Why did you choose to write and produce but not direct Stree?
We wrote the film with the intention to direct but we were busy with another project that we are currently shooting for. We felt this story could best be told now and we didn’t want to wait till we could direct the film. The only other way of owning the film was by producing it, so we did that.
How did you arrive at a point where you wanted to subvert patriarchy through a horror comedy?
The feminist angle wasn’t conscious. We just wanted to tell a horror story without taking a tried-and-tested path. It started from an incident back in my hometown Tirupati. We were going around town on a bike during Shivratri when we saw these texts on the wall saying, ‘Stree kal aana’. When we inquired, we were told it’s a mad woman who beats up people. Someone else said she doesn’t have a head. Another told us she steals babies. I filed it away in my head as something ridiculous. But later, I thought, ‘What if this was for real? What if she doesn’t steal babies but targets men?’. It occurred to us that there is so much subtext to this story. We started to call her ‘stree’–not ‘chudail’ or ‘pisaach’. That changed our course completely. The reality can be stark. In reality, women go through this every day. Someone steps out to shop for grocery and you can never be sure she will return home. Turning the gender concept on its head also made it funny. There is a predator out there and this time it’s a woman. In the film, a man steps out to urinate and the fear is that all there will be left of him are his clothes. In such case, how would a man feel? But because it’s a woman, you ask it go and she does; she also seeks consent.
You merge horror with comedy. Was that an attempt to make the genre more palatable to a larger audience?
We have never been the kind who can stick to defined genres, like love story or slice-of-life. So that was part of the reason but yes, horror is more palatable with humour. Those who enjoy horror may not find it spooky enough. But this film works as a good primer for all those who don’t like horror films and would never go for one. There is a sequence before the break, once the bike runs out of petrol, which is genuinely spooky. But most people started laughing at that point. It’s a reaction I was hoping for. We wanted to make a roller coaster ride that people enjoy and not one they never want to take again.
But humour is also a part of your style. Go Goa Gone, too, was a zombie-comedy.
I view Go Goa Gone as a slacker comedy — three slackers amid nature. The obvious way would have been to have them attend a party where something goes wrong. We just pushed the envelope by reimagining that in the zombie space. Similarly, in Stree, you expect the movie to be a sweet little love story in a small town. We added an element of bizzare–it could have well been Thor’s hammer falling from the sky–and now, how would the character deal with it?
Why make the hero Vicky’s (Rajkummar Rao) mother a tawaif?

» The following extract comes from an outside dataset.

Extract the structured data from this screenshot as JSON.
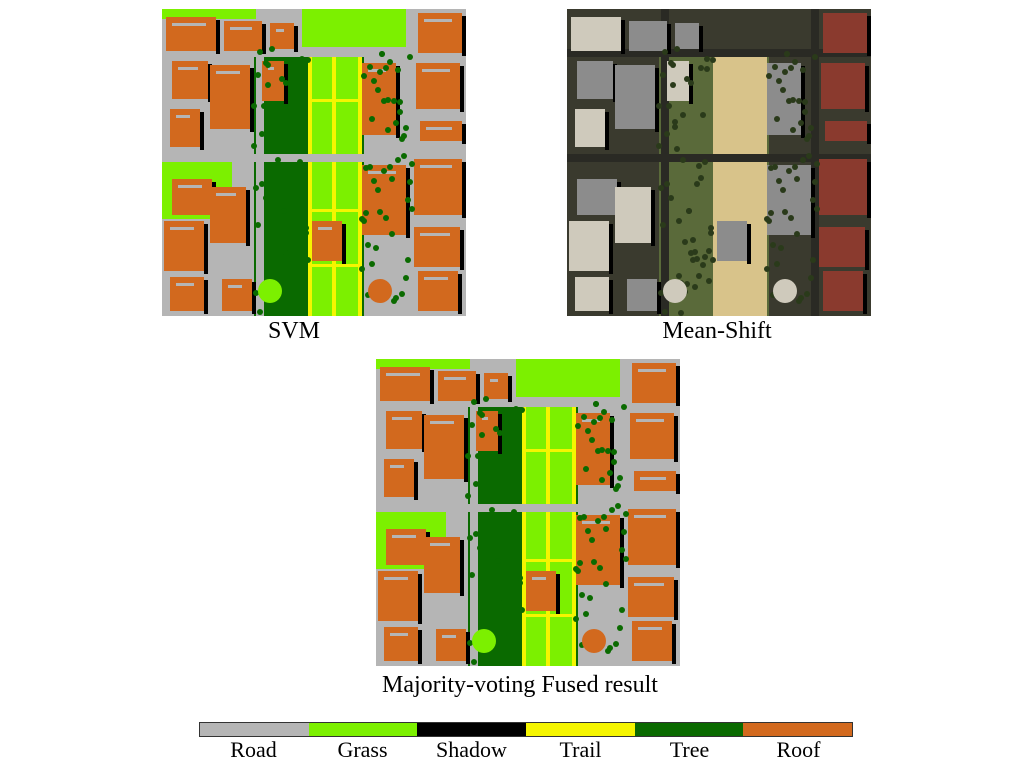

It’s a stereotype of a mother we wanted to play with. People are not defined by who their parents were or what they did for a living. This one was, in fact, one of my favourite victories in the film — the fact that my hero is the son of a prostitute who saves everyone’s lives. It’s about saying, ‘Let’s not judge people.’
Pankaj Tripathi’s character never reveals the fourth rule of escaping Stree.
That’s a writing quirk. For instance, we also did not want to waste 15 minutes of the second half giving Stree a back story. Our thought process was that this how it is and now people need to deal with it. So, yes, there is a fourth rule but we never tell you. Maybe we will tie it up when we work on a sequel.
At the end, the village places the plaque saying ‘O stree, raksha karna’ (Please protect us, Stree). Why the burden of deification on women?
It’s more about giving Stree what’s been missing so far — respect. It wasn’t so much about attaching the role of a protector but it went with the language we were using. Saying, ‘O stree hum tumhari izzat karte hain’ would have been out of place.
Doesn’t an item song in the film taking a stand for women seem out of place?
That’s our mistake. We were in two minds but we fell for the marketing ploy. A launda dance would not have been out of place in a small town during a festival but where we went wrong was in the way it was picturised. It’s something we won’t do anymore.
How do you look back at Happy Ending?
It was originally a Bombay story about a failed director and a failed actor who get together to plagiarise even better than they have or others around them do. All they want is a superhit film no matter what. So it was set in the city with locations such as Carter Road, Versova and so on — a self-referential meta film on top of a filmmaking community. But all that changed; we went to LA and shot with cool cars and locations. The meta film was supposed to play to the stereotypes and stereotypes not working was one of the ideas. But we became the very example of it.
Your co-writer and co-director DK is away shooting a web series and you join him soon. What is that one about?
It’s titled The Family Man and explores another new genre for us. It’s a thriller drama set against the backdrop of counter terrorism. The satirical humour comes from our system. In one line, we are calling it ‘Middle class guy, world class spy’. While usually we see spies living the cool life, what if this guy is an agent living out of, say, Chembur? What if he takes a beat-up Santro to the station where he has to take a train train to decrepit building where he works. But what he really does is counter terrorism. He has kids to take care of and his wife keeps telling him that while he does it for the country, it is just a job. Through this narrative, we explore the socio-political issues.